CAT/C/66/D/749/2016
The complaint
3.1
The complainant claims that, if returned to Sri Lanka, he will be at risk of treatment
in violation of article 3 of the Convention. He submits that he is fleeing the arbitrary actions
of a high-ranking Sri Lankan politician and that internal relocation is not an option for a
person at real risk from Sri Lankan members and “thugs” of the United People’s Freedom
Party Alliance. The country is small, and the political networks of this party cover the
whole country.
3.2
The complainant fears that, in addition, as an involuntary returnee who has lived
among the Tamil diaspora in Australia for the last five years, he will be targeted by the Sri
Lankan authorities for interrogation about his activities and associates in Australia. He fears
that during this process, he will be tortured and treated in an inhuman, cruel and degrading
manner.
State party’s observations on admissibility and the merits
4.1
On 6 October 2016, the State party submitted its observations on admissibility and
the merits of the complaint, stating that the complainant’s claims were inadmissible due to
non-exhaustion of domestic remedies and as manifestly unfounded.
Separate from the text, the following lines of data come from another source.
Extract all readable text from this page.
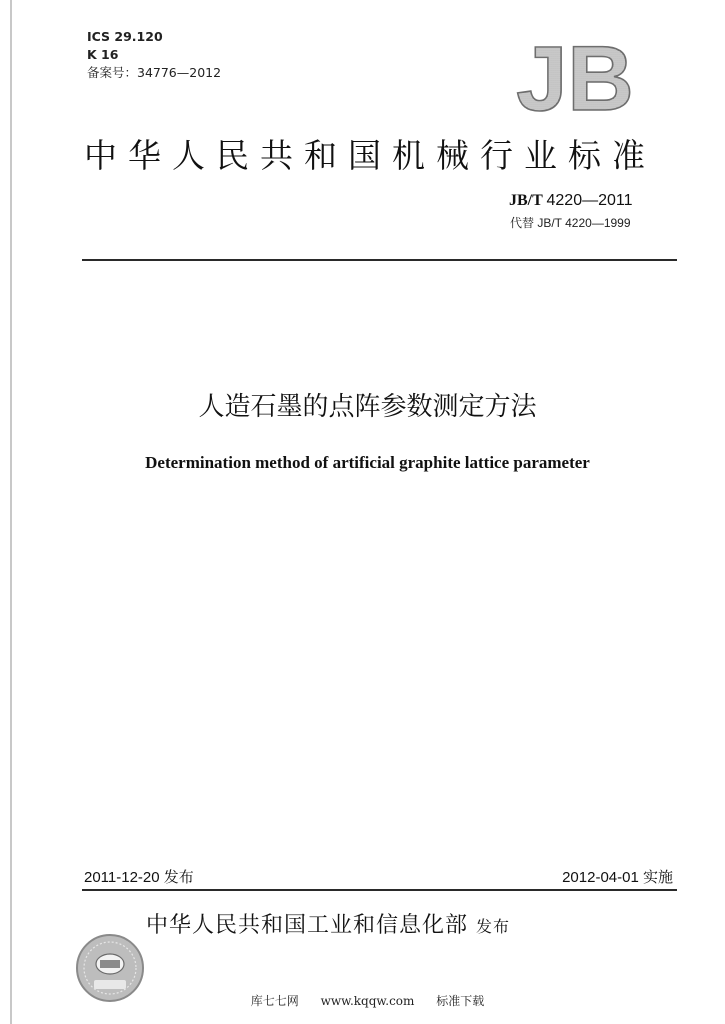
ICS 29.120
K 16
备案号：34776—2012	JB
中华人民共和国机械行业标准
JB/T 4220—2011
代替 JB/T 4220—1999
人造石墨的点阵参数测定方法
Determination method of artificial graphite lattice parameter
2011-12-20 发布	2012-04-01 实施
中华人民共和国工业和信息化部 发布
库七七网 www.kqqw.com 标准下载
If the Committee
considers the complaint admissible, the State party submits that it is without merit because
the author failed to support his allegations by providing sufficient evidence that he would
be at present and personal risk of torture upon return to Sri Lanka.
4.2
The State party submits that the complainant has not exhausted domestic remedies
under article 22 (5) (b) of the Convention and the Committee’s rules of procedure (rules 97
(c) and 113 (e)). He withdrew his application to the Federal Circuit Court on 8 March 2016,
allegedly acting upon the advice of his legal counsel that the case had no “reasonable
prospects of success”. The complainant has consequently not exhausted all domestic
remedies available to him in the form of judicial review (in either the Federal Circuit Court
or, potentially, the Federal Court of Australia and the High Court).
4.3
The State party submits that the complainant’s claims are manifestly unfounded and
he has failed to establish a prima facie case for the purpose of admissibility. It notes that the
complainant’s claims have been thoroughly considered by several domestic decision
makers and found not to engage the country’s non-refoulement obligations under the
Convention. The State party argues that the claims regarding cruel, inhuman or degrading
treatment or punishment raised by the complainant do not fall under the definition of torture
provided in article 1 of the Convention. Therefore, they are outside of the scope of the State
party’s non-refoulement obligations under article 3 of the Convention and should be
dismissed as inadmissible. The complainant has not provided any new claims or evidence
in his submissions to the Committee that have not already been considered by the domestic
administrative and judicial processes, and the State party asks the Committee to accept that
these claims have been thoroughly assessed through the domestic process.
4.4
The State party refers to the Committee’s statement in its general comment No. 1
(1997) on the implementation of article 3 in the context of article 22 1 that, as it is not an
appellate or judicial body, it gives considerable weight to findings of fact that are made by
organs of a State party. The State party asks the Committee to give such weight to the
finding of its domestic processes that the claims of the complainant are without merit and
should be dismissed.
4.5
On the merits of the communication, the State party summarizes each step of the
process undertaken by the complainant and submits that the decisions taken in his case
were based on personal interviews and available country information. The decision maker
who reviewed his protection visa application did not accept that the complainant had been
kidnapped on 7 April 2010. The decision maker accepted that the complainant’s name was
included as part of a non-aligned independent group taking part in the 2010 parliamentary
elections. However, because the complainant was one of 451 candidates in his electoral
1
GE.19-14946
Replaced by general comment No. 4 (2017).